A prática repercute negativamente na saúde, causando vícios, comprometendo a saúde mental e, ainda, contribuindo para a transmissão de doenças sexualmente transmissíveis.
sexo químico

A médio e longo prazo o consumo dessas drogas provoca efeitos ruins como dores de cabeça, depressão, ansiedade. Foto: iStock_KatarzynaBialasiewicz

Todos nós sabemos que usar drogas nunca é a solução. Porém infelizmente uma nova moda entre os jovens vem criando popularidade por supostamente fazer o sexo durar mais. Estamos falando do sexo químico. Do inglês "chemical sex", o"Chemsex" consiste no uso intencional de drogas ou substâncias químicas durante a relação sexual.


Consumidas geralmente em festinhas sexuais, essas drogas são geralmente podem ou não ser consumidas junto da cocaína, do speed, da ketamina, do ectasy ou do MDMA. Nessas festinhas como a intenção é focar no sexo, as drogas provocam longas sessões sexuais, que podem durar horas ou dias.

De acordo com informações da ABC, os efeitos descritos pelos usuários são euforia, aumento da energia, estado de alerta, urgência por falar, melhora da função mental, aumento da percepção da música, diminuição de sentimentos hostis e aumento do desejo sexual.

Em compensação, a médio e longo prazo o consumo dessas drogas provoca efeitos ruins como dores de cabeça, depressão, ansiedade, sensação de enjoo, fraqueza muscular, olhos vermelhos e problemas de vasoconstrição.

Há ainda quadros de vermelhidão na pele e nas articulações, além de dor abdominal e nos rins, ataques de pânico, depressão e psicose, disfunções cardiovasculares e vício.

Segundo profissionais, a prática preocupa bastante. Pois além do risco da dependência química, o método pode aumentar o número de contágio do vírus HIV entre os jovens.

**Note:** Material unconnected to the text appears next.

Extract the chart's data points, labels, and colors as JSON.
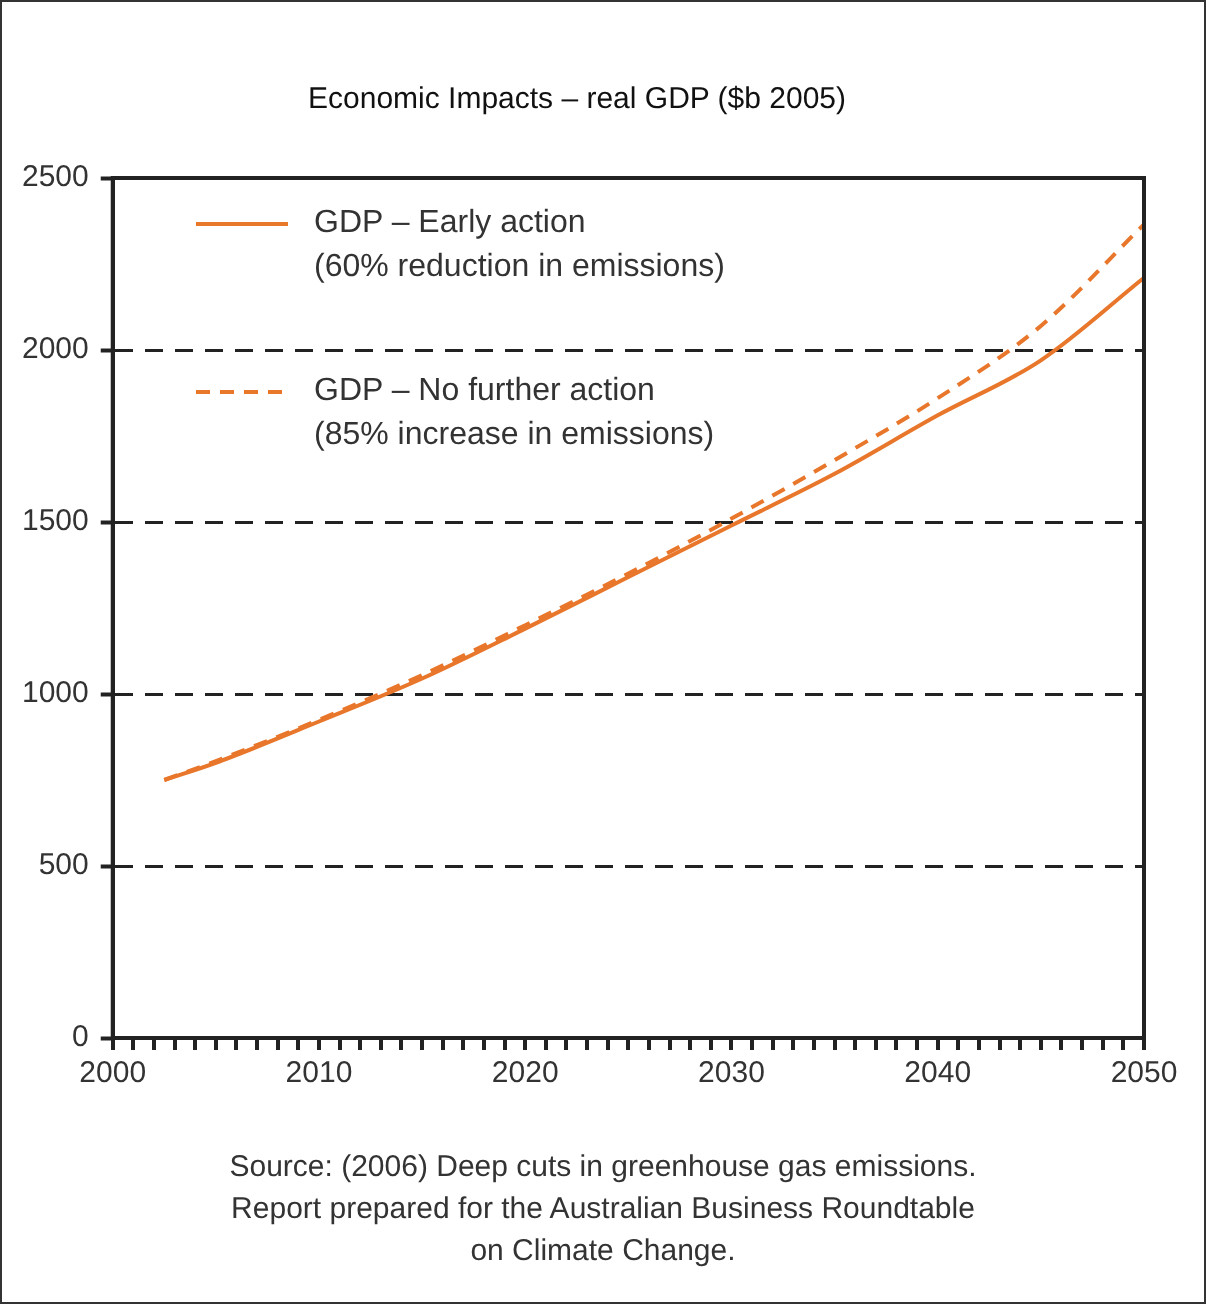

Uma recente pesquisa ouviu 387 homens que mantêm relações homossexuais com pacientes HIV positivos sexualmente ativos e, ainda, são adeptos do "Chemsex" ou do "Slamsex".

De acordo com os resultados, 50,6% dos participantes consumiram drogas de uso recreativo nos últimos três meses. Destes, 21% consumiram cinco ou mais simultaneamente. Enquanto que 47% consumiram três ou mais.

Na cidade de Londres, o Chemsex já é considerado um problema de saúde pública. Há clínicas que chegam a tratar até 100 casos por mês de pessoas com transtornos ocasionados pelo consumo de drogas vinculado ao sexo químico.

É preciso alertar os filhos quanto ao perigo das drogas, principalmente no sexo químico. Se necessário, um acompanhamento psicológico pode ser bem vindo para ajudar o jovem a largar o vício e entender melhor as causas do uso de drogas. Vale sempre lembrar que a conscientização é a melhor arma contra as drogas!